One doctor said: "They are washed down the toilet or otherwise destroyed, in whatever way, but these are good vaccines which could save lives."

Those buying the fake jabs get a certificate with "all the necessary stamps on it”.

Baza claimed that the scam began because many Russian doctors mistrusted Putin’s flagship vaccine Sputnik V.

“There was a lot of scepticism among the doctors – there were a high number of our medical personnel who did fictitious vaccination,” said the report.

“They brought their relatives and family friends along, too.”

A journalist who tested the system found his jab was recorded as being done in the city of Saratov, despite him never being there.

“Each dealer of fake certificates has to have several vaccinating doctors ‘on hand’.

“Two dealers contacted by Baza had enough doctors to offer certificates every day a week.”

A separate investigation found at least ten channels on Telegram messenger offering such services.

One was called RusMed, another help-bureau.

Prices can be as low as £30.

The Interior Ministry warned such illegal services are also offered on websites and “shadow forums”.

They are “being dealt with” and criminal cases are underway, said a spokesman.

A journalist asked one advertiser if his vaccination details would be visible on the state register if he wanted to fly abroad for a holiday and was assured they would be.

Dealers even use couriers to deliver bogus certificates to the addresses of buyers, for an extra charge.

This week Moscow’s head doctor ordered the compulsory vaccination of 60 percent of employees working in retail, service sectors, catering, utilities, transportation including taxi drivers, education, healthcare, social protection, as well as beauty parlours, fitness centres, theatres, cinemas, and concert halls.

Other cities and regions have followed suit on the penalty of swingeing fines.

People fear they can be fired if they refuse to have the vaccines – and the bogus certificates give them a way of refusing the jab.

FEELING THE STRAIN

Yet the crisis from low vaccine uptake is real amid fears that Russia has found a new 'Moscow' strain of Covid.

Moscow mayor Sergei Sobyanin said that the city was re-purposing thousands of hospital beds should they need them and telling people to work from home to help avoid the spread.

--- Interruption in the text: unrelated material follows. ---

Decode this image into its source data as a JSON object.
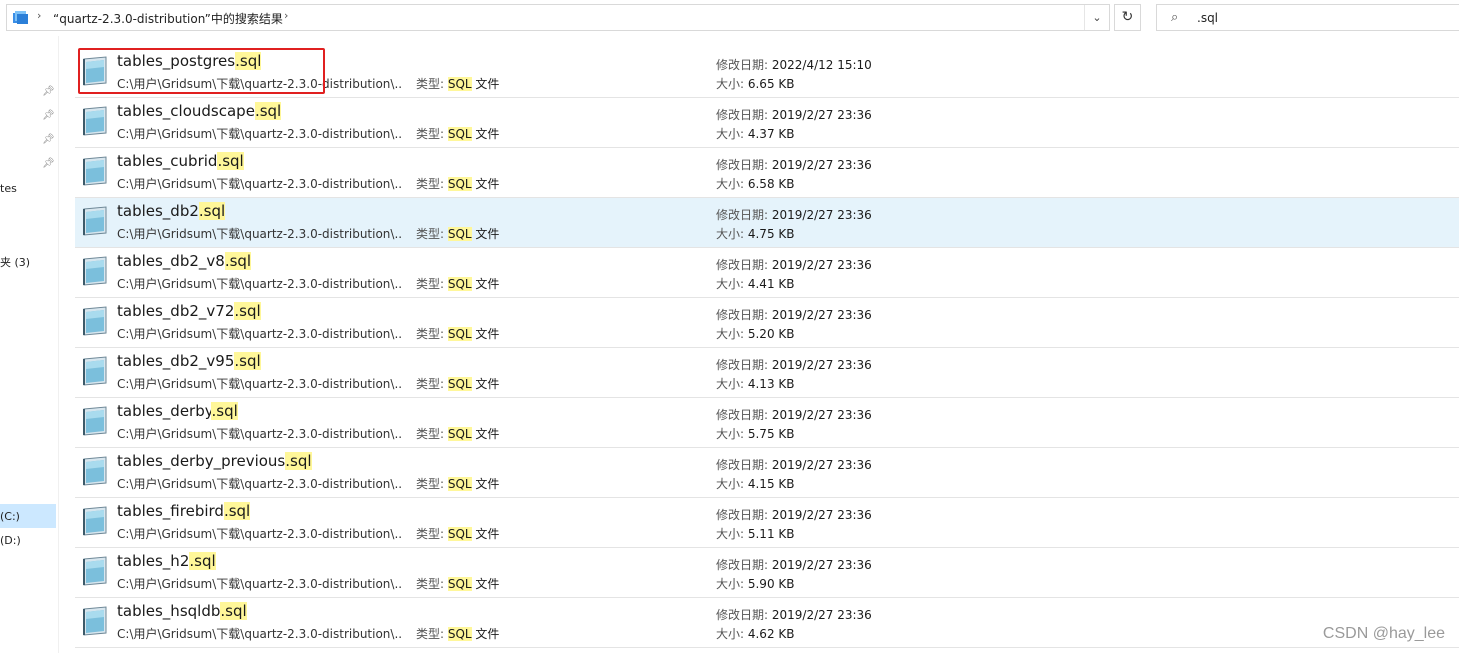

Sports pitches, playgrounds and other attractions inside large parks were closed for a week from Sunday.

Mr Sobyanin said: "This is only a temporary solution. 

"To avoid new restrictions and secure a sustainable improvement of the situation, we need to significantly speed up vaccinations."

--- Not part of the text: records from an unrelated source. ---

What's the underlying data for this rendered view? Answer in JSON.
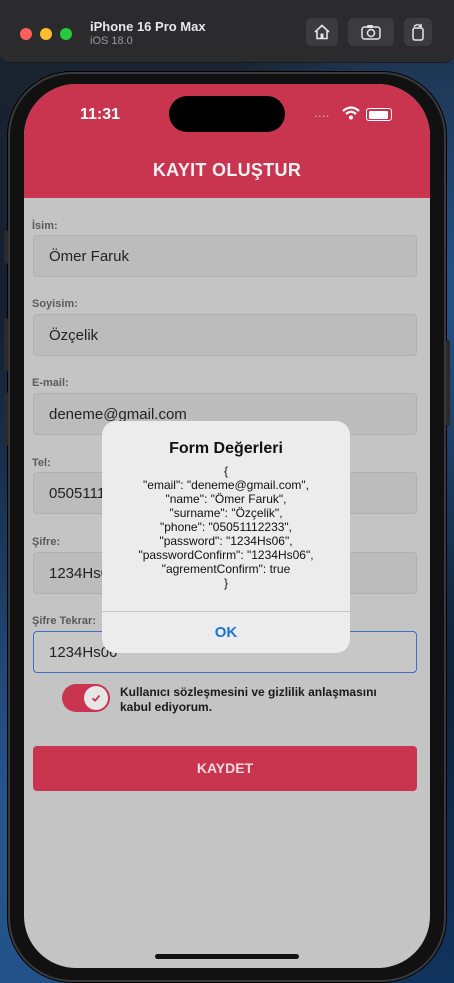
{
  "simulator": {
    "device_name": "iPhone 16 Pro Max",
    "os_version": "iOS 18.0",
    "icons": [
      "home-icon",
      "screenshot-icon",
      "rotate-icon"
    ]
  },
  "status_bar": {
    "time": "11:31",
    "signal": "...."
  },
  "header": {
    "title": "KAYIT OLUŞTUR"
  },
  "form": {
    "name_label": "İsim:",
    "name_value": "Ömer Faruk",
    "surname_label": "Soyisim:",
    "surname_value": "Özçelik",
    "email_label": "E-mail:",
    "email_value": "deneme@gmail.com",
    "phone_label": "Tel:",
    "phone_value": "05051112233",
    "password_label": "Şifre:",
    "password_value": "1234Hs06",
    "password_confirm_label": "Şifre Tekrar:",
    "password_confirm_value": "1234Hs06",
    "agreement_text": "Kullanıcı sözleşmesini ve gizlilik anlaşmasını kabul ediyorum.",
    "agreement_checked": true,
    "submit_label": "KAYDET"
  },
  "alert": {
    "title": "Form Değerleri",
    "lines": [
      "{",
      "\"email\": \"deneme@gmail.com\",",
      "\"name\": \"Ömer Faruk\",",
      "\"surname\": \"Özçelik\",",
      "\"phone\": \"05051112233\",",
      "\"password\": \"1234Hs06\",",
      "\"passwordConfirm\": \"1234Hs06\",",
      "\"agrementConfirm\": true",
      "}"
    ],
    "ok_label": "OK"
  },
  "colors": {
    "accent": "#c9344f",
    "link_blue": "#1a73d9",
    "input_focus": "#3e6fc6"
  }
}
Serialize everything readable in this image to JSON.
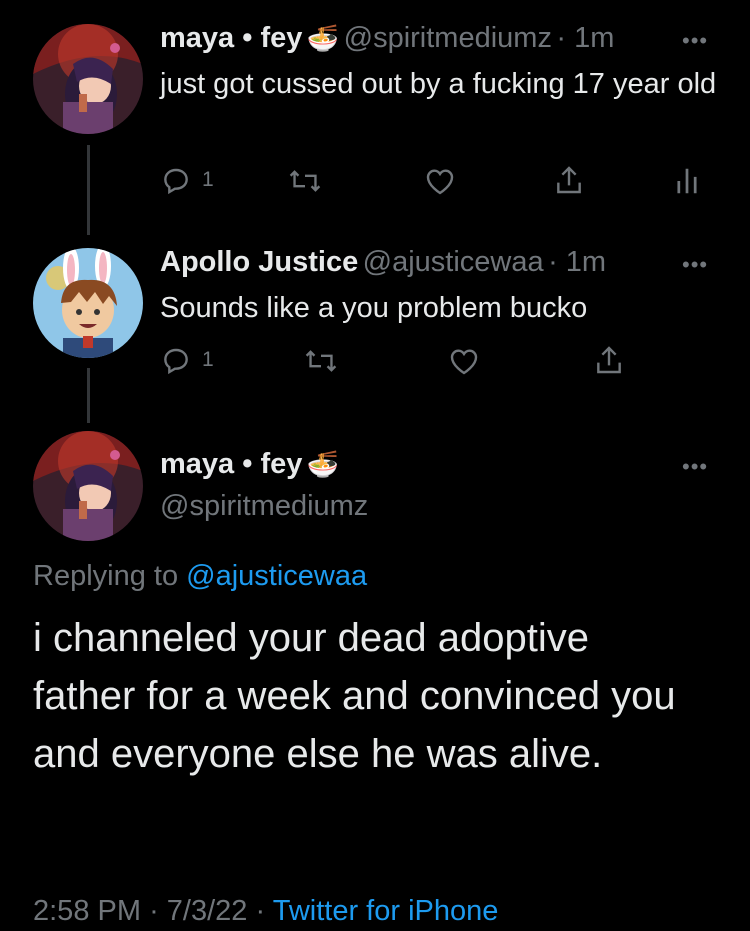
{
  "tweet1": {
    "name": "maya • fey",
    "emoji": "🍜",
    "handle": "@spiritmediumz",
    "time": "· 1m",
    "text": "just got cussed out by a fucking 17 year old",
    "replies": "1"
  },
  "tweet2": {
    "name": "Apollo Justice",
    "handle": "@ajusticewaa",
    "time": "· 1m",
    "text": "Sounds like a you problem bucko",
    "replies": "1"
  },
  "main": {
    "name": "maya • fey",
    "emoji": "🍜",
    "handle": "@spiritmediumz",
    "replying_prefix": "Replying to",
    "replying_handle": "@ajusticewaa",
    "text": "i channeled your dead adoptive father for a week and convinced you and everyone else he was alive.",
    "time": "2:58 PM",
    "date": "7/3/22",
    "source": "Twitter for iPhone"
  },
  "icons": [
    "reply-icon",
    "retweet-icon",
    "like-icon",
    "share-icon",
    "analytics-icon",
    "more-icon"
  ],
  "colors": {
    "background": "#000000",
    "text": "#e7e9ea",
    "secondary": "#71767b",
    "link": "#1d9bf0"
  }
}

Health chiefs have not released any details on a potential variant to the public yet but experts are said to be confident the jab will still be effective.

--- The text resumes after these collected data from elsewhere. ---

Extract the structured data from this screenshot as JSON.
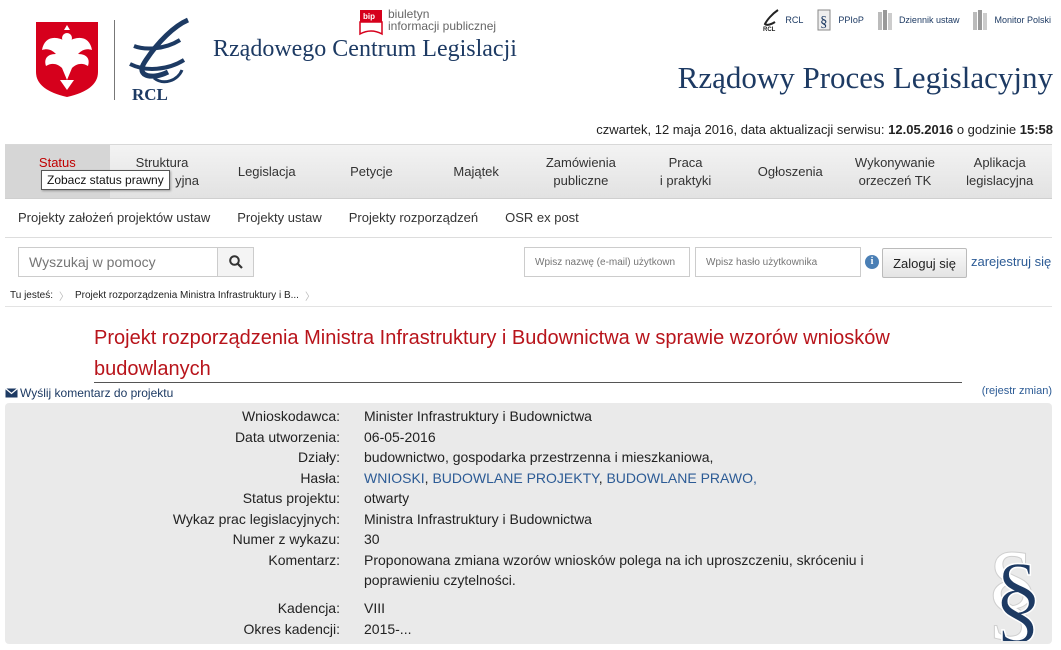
{
  "header": {
    "bip_text_1": "biuletyn",
    "bip_text_2": "informacji publicznej",
    "rcl_logo_text": "RCL",
    "rcl_title": "Rządowego Centrum Legislacji",
    "site_title": "Rządowy Proces Legislacyjny",
    "toplinks": [
      "RCL",
      "PPIoP",
      "Dziennik ustaw",
      "Monitor Polski"
    ]
  },
  "date_line": {
    "prefix": "czwartek, 12 maja 2016, data aktualizacji serwisu:",
    "update_date": "12.05.2016",
    "middle": "o godzinie",
    "time": "15:58"
  },
  "mainnav": {
    "items": [
      {
        "line1": "Status",
        "line2": "pra"
      },
      {
        "line1": "Struktura",
        "line2": "yjna"
      },
      {
        "line1": "Legislacja",
        "line2": ""
      },
      {
        "line1": "Petycje",
        "line2": ""
      },
      {
        "line1": "Majątek",
        "line2": ""
      },
      {
        "line1": "Zamówienia",
        "line2": "publiczne"
      },
      {
        "line1": "Praca",
        "line2": "i praktyki"
      },
      {
        "line1": "Ogłoszenia",
        "line2": ""
      },
      {
        "line1": "Wykonywanie",
        "line2": "orzeczeń TK"
      },
      {
        "line1": "Aplikacja",
        "line2": "legislacyjna"
      }
    ],
    "tooltip": "Zobacz status prawny"
  },
  "subnav": [
    "Projekty założeń projektów ustaw",
    "Projekty ustaw",
    "Projekty rozporządzeń",
    "OSR ex post"
  ],
  "search": {
    "placeholder": "Wyszukaj w pomocy"
  },
  "login": {
    "email_placeholder": "Wpisz nazwę (e-mail) użytkown",
    "password_placeholder": "Wpisz hasło użytkownika",
    "button": "Zaloguj się",
    "register": "zarejestruj się"
  },
  "breadcrumb": {
    "label": "Tu jesteś:",
    "current": "Projekt rozporządzenia Ministra Infrastruktury i B..."
  },
  "project": {
    "title": "Projekt rozporządzenia Ministra Infrastruktury i Budownictwa w sprawie wzorów wniosków budowlanych",
    "send_comment": "Wyślij komentarz do projektu",
    "registry": "(rejestr zmian)",
    "fields": {
      "applicant_label": "Wnioskodawca:",
      "applicant": "Minister Infrastruktury i Budownictwa",
      "created_label": "Data utworzenia:",
      "created": "06-05-2016",
      "departments_label": "Działy:",
      "departments": "budownictwo, gospodarka przestrzenna i mieszkaniowa,",
      "keywords_label": "Hasła:",
      "keyword_1": "WNIOSKI",
      "keyword_2": "BUDOWLANE PROJEKTY",
      "keyword_3": "BUDOWLANE PRAWO",
      "status_label": "Status projektu:",
      "status": "otwarty",
      "list_label": "Wykaz prac legislacyjnych:",
      "list": "Ministra Infrastruktury i Budownictwa",
      "number_label": "Numer z wykazu:",
      "number": "30",
      "comment_label": "Komentarz:",
      "comment": "Proponowana zmiana wzorów wniosków polega na ich uproszczeniu, skróceniu i poprawieniu czytelności.",
      "term_label": "Kadencja:",
      "term": "VIII",
      "term_period_label": "Okres kadencji:",
      "term_period": "2015-..."
    }
  }
}
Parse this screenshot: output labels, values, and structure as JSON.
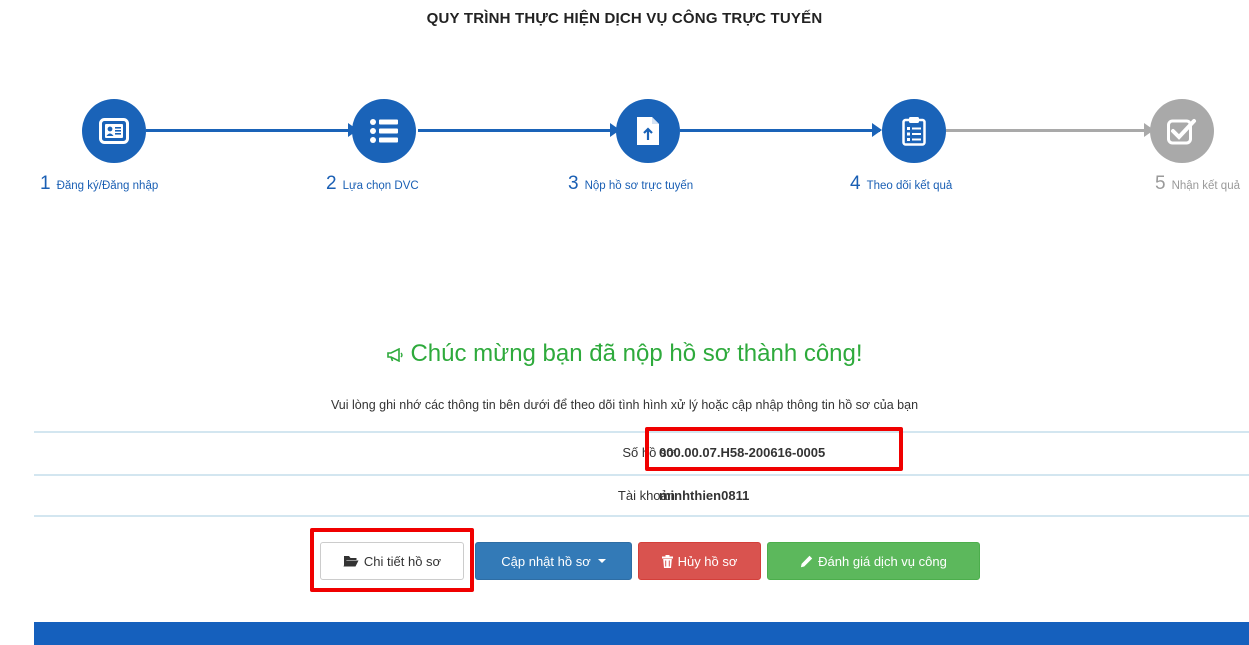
{
  "page": {
    "title": "QUY TRÌNH THỰC HIỆN DỊCH VỤ CÔNG TRỰC TUYẾN"
  },
  "steps": [
    {
      "number": "1",
      "label": "Đăng ký/Đăng nhập",
      "icon": "id-card-icon",
      "state": "active"
    },
    {
      "number": "2",
      "label": "Lựa chọn DVC",
      "icon": "list-icon",
      "state": "active"
    },
    {
      "number": "3",
      "label": "Nộp hồ sơ trực tuyến",
      "icon": "document-upload-icon",
      "state": "active"
    },
    {
      "number": "4",
      "label": "Theo dõi kết quả",
      "icon": "clipboard-icon",
      "state": "active"
    },
    {
      "number": "5",
      "label": "Nhận kết quả",
      "icon": "check-square-icon",
      "state": "inactive"
    }
  ],
  "colors": {
    "active": "#1a63b8",
    "inactive": "#a9a9a9",
    "success_text": "#2eaa3c",
    "highlight": "#f00000",
    "footer": "#1560bd"
  },
  "success": {
    "icon": "megaphone-icon",
    "title": "Chúc mừng bạn đã nộp hồ sơ thành công!",
    "subtitle": "Vui lòng ghi nhớ các thông tin bên dưới để theo dõi tình hình xử lý hoặc cập nhập thông tin hồ sơ của bạn"
  },
  "info": {
    "record_label": "Số hồ sơ",
    "record_value": "000.00.07.H58-200616-0005",
    "account_label": "Tài khoản",
    "account_value": "minhthien0811"
  },
  "buttons": {
    "detail": {
      "label": "Chi tiết hồ sơ",
      "icon": "folder-open-icon"
    },
    "update": {
      "label": "Cập nhật hồ sơ",
      "icon": "caret-down-icon"
    },
    "cancel": {
      "label": "Hủy hồ sơ",
      "icon": "trash-icon"
    },
    "rate": {
      "label": "Đánh giá dịch vụ công",
      "icon": "pencil-icon"
    }
  }
}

Gamaleya Institute head Alexander Gintsburg told the Moscow Times: "'We think that the vaccine will be effective, but we must wait for the study results."

The intelligentsia, human rights activists, celebrities, sports stars and even clerics had not done enough to persuade people to get the jab.

Russia has less than 15 percent of its population vaccinated with the first dose, and 10 percent with the second – despite good supplies of three home-produced jabs.

Moscow accounted for 5,782 of Russia's officially declared 13,397 new COVID-19 cases on Wednesday.